P21A-2080
Pressure balance across large magnetic flux ropes on the dayside of Mars
Tuesday, 15 December 2015
Poster Hall (Moscone South)
Catherine Dieval1, James A Wild2, John E P Connerney3, Robert E Ergun4, Bruce Martin Jakosky5, David L Mitchell6, James P McFadden6 and Jasper S Halekas7, (1)University of Lancaster, Department of Physics, Lancaster, United Kingdom, (2)University of Lancaster, Lancaster, United Kingdom, (3)NASA Goddard Space Flight Center, Greenbelt, MD, United States, (4)University of Colorado, Boulder, CO, United States, (5)LASP, University of Colorado at Boulder, Boulder, CO, United States, (6)University of California Berkeley, Berkeley, CA, United States, (7)University of Iowa, Physics and Astronomy, Iowa City, IA, United States
Abstract:
Large cylindrical structures of highly twisted magnetic field (magnetic flux ropes) have been observed on the dayside of Mars, downstream of the crustal magnetic fields, by several missions: Mars Global Surveyor, Mars Express and MAVEN. Signatures of flux ropes are spikes of magnetic field strength and magnetic field rotations.
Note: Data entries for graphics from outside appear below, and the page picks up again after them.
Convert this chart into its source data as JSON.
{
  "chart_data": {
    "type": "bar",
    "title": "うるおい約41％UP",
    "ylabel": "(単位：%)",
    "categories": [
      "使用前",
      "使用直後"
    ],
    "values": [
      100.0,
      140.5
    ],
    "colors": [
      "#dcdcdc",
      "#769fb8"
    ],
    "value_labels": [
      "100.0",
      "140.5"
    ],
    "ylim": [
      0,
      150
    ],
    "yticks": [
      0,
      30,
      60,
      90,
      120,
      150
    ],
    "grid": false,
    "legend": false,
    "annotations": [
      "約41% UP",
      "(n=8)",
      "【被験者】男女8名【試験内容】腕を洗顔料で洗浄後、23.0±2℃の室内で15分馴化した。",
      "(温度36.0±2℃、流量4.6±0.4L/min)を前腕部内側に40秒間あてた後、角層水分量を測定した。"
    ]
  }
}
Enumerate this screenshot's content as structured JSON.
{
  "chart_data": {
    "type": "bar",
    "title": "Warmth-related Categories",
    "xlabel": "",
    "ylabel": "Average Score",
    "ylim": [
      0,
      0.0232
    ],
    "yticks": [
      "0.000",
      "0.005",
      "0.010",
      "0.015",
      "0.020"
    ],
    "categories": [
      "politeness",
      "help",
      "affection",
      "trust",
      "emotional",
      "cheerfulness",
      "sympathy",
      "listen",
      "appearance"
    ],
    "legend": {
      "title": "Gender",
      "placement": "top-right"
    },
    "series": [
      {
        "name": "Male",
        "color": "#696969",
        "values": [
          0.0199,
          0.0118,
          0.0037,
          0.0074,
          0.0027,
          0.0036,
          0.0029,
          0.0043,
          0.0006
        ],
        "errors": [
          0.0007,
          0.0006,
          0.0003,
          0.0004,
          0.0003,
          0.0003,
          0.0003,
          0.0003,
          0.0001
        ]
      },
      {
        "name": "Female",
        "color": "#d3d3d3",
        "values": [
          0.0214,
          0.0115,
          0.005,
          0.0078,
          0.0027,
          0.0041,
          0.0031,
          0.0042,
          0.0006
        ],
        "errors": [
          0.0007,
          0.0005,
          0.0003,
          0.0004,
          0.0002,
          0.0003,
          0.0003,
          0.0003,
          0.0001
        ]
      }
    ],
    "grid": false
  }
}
Using a minimum variance analysis of the MAVEN magnetometer data, we identify cases of large magnetic flux ropes downstream of crustal fields in the dayside Martian ionosphere. We also analyse concurrent plasma observations inside these structures performed with STATIC, SWEA, SWIA and LPW. A question of interest is the pressure balance across the flux ropes: if the increased magnetic pressure inside these structures is not associated with a thermal pressure decrease, then they are force-free. We use the MAVEN measurements to investigate the force-free or non force-free state of a number of flux ropes, and any dependence of such state on various parameters. The results are analysed in the light of previous studies made with measurements of small flux ropes in the Venusian ionosphere by Pioneer Venus Orbiter.